Dlaczego bać się „Tego, który po zabiciu ma moc wtrącić do piekła”? Przecież Jezus odniósł nad nim zwycięstwo. Owszem, ale Syn Boży nie ma władzy nad naszymi wyborami. Jedyne, co daje, to łaskę, byśmy zwyciężyli pokusę; światło, byśmy nie dali się omamić; wspólnotę wierzących, by nam była pomocą.
Łaska, światło, wspólnota. Wystarczająco dużo, by bojąc się podstępów, nie bać się o włosy na głowie. Jezus zwyciężył…
A jednak jest w nas lęk. Gdy myślimy dziś o tym, co wydarzyło się nad wiślanym brzegiem, czytamy o współczesnych męczennikach, coś nas przeszywa, wyobraźnia przyspiesza, rodzi się obawa o to, jak poradzimy sobie z cierpieniem, wreszcie pojawia się lęk przed bólem i ten największy – przed zdradą Jego i siebie. Nic dziwnego, oznaka normalności.
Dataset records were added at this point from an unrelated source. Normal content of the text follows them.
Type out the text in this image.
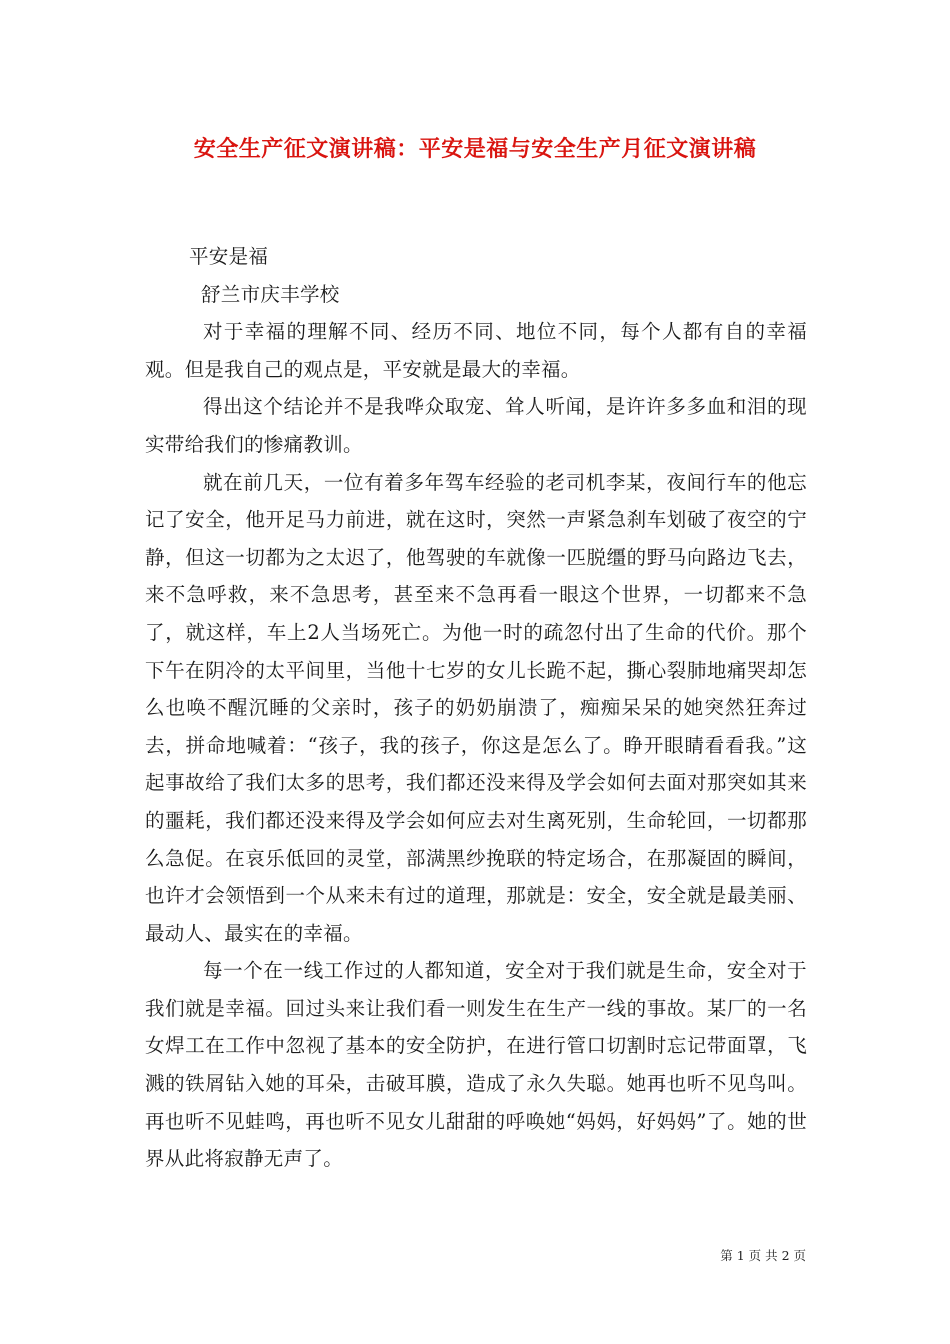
安全生产征文演讲稿：平安是福与安全生产月征文演讲稿

平安是福

舒兰市庆丰学校

对于幸福的理解不同、经历不同、地位不同，每个人都有自的幸福观。但是我自己的观点是，平安就是最大的幸福。

得出这个结论并不是我哗众取宠、耸人听闻，是许许多多血和泪的现实带给我们的惨痛教训。

就在前几天，一位有着多年驾车经验的老司机李某，夜间行车的他忘记了安全，他开足马力前进，就在这时，突然一声紧急刹车划破了夜空的宁静，但这一切都为之太迟了，他驾驶的车就像一匹脱缰的野马向路边飞去，来不急呼救，来不急思考，甚至来不急再看一眼这个世界，一切都来不急了，就这样，车上2人当场死亡。为他一时的疏忽付出了生命的代价。那个下午在阴冷的太平间里，当他十七岁的女儿长跪不起，撕心裂肺地痛哭却怎么也唤不醒沉睡的父亲时，孩子的奶奶崩溃了，痴痴呆呆的她突然狂奔过去，拼命地喊着：“孩子，我的孩子，你这是怎么了。睁开眼睛看看我。”这起事故给了我们太多的思考，我们都还没来得及学会如何去面对那突如其来的噩耗，我们都还没来得及学会如何应去对生离死别，生命轮回，一切都那么急促。在哀乐低回的灵堂，部满黑纱挽联的特定场合，在那凝固的瞬间，也许才会领悟到一个从来未有过的道理，那就是：安全，安全就是最美丽、最动人、最实在的幸福。

每一个在一线工作过的人都知道，安全对于我们就是生命，安全对于我们就是幸福。回过头来让我们看一则发生在生产一线的事故。某厂的一名女焊工在工作中忽视了基本的安全防护，在进行管口切割时忘记带面罩，飞溅的铁屑钻入她的耳朵，击破耳膜，造成了永久失聪。她再也听不见鸟叫。再也听不见蛙鸣，再也听不见女儿甜甜的呼唤她“妈妈，好妈妈”了。她的世界从此将寂静无声了。

第 1 页 共 2 页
Tylko człowiek z psychicznymi ograniczeniami nie będzie się bał. Zdrowy na umyśle i pełen wiary zarazem będzie lęk pokonywał. Jak już zauważyliśmy dzięki łasce, światłu i wspólnocie. Trzem narzędziom, jakimi posługuje się Zbawiciel.
Przeczytaj komentarze | 1 | Wszystkie komentarze »
Ostatnie komentarze:
wszystkie komentarze >
Uwaga! Dyskusja została zamknięta.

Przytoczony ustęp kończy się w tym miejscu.